Interesting about the PPU. I'm fairly sure it's not a monitor amp issue because as I said, I get sound on both sides from other PCBs. One thing I do intend to try at some point when I have time is to actually remove everything and plug it into another board that is known to work so that I can see what happens there and maybe confirm it's a PCB issue.
 
Thanks for the suggestions! Since both of those chips are quite cheap I decided to just order them and see what happens, will report back if that fixes my issue.
 
Thanks for the suggestions! Since both of those chips are quite cheap I decided to just order them and see what happens, will report back if that fixes my issue.
Out of curiosity, I am not exactly an expert when it comes to following circuit boards, though I have some comfortability with soldering as I've done RGB mods for all my Nintendo consoles, but could someone help me to identify which of the two LM3900 and LM324 in the photo are the ones that are associated with side A of the cabinet?
 
Go to 6:55 in this video. It tells you everything. Awesome series.

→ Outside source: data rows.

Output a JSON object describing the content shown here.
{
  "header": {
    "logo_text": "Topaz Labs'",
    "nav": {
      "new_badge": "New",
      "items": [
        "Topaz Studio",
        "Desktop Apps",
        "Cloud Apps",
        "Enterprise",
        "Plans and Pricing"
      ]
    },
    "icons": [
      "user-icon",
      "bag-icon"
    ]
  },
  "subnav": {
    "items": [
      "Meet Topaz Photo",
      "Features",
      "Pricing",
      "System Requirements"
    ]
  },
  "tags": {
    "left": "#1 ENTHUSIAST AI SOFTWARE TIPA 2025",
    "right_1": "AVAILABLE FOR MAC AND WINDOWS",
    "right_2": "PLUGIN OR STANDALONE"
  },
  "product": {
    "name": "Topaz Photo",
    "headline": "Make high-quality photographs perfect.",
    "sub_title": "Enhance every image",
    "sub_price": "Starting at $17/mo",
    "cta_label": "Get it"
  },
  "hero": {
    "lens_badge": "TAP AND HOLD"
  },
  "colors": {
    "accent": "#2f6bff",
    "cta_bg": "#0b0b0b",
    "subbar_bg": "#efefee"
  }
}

Not sure if they are a member here.

Oh wow amazing resource, thanks for sharing! Will report back once I get a chance to swap these chips out if this fixes my audio issue.
 
Update on this: I now believe the issue is that I had a bad CPU. I realized this when I ran into another audio issue that was even more bizarre. After leaving my cabinet on for a few hours, I realized the pitch of audio on my side B would get lower and lower with time. I figured this likely was a CPU issue and I replaced the CPU with my Balloon Fight side A CPU. Then when I booted up the other game I was testing, I got no sound at all.

I guess the APU must give out occasionally on these old CPU chips. Thankfully it's still not too difficult to find replacements for these.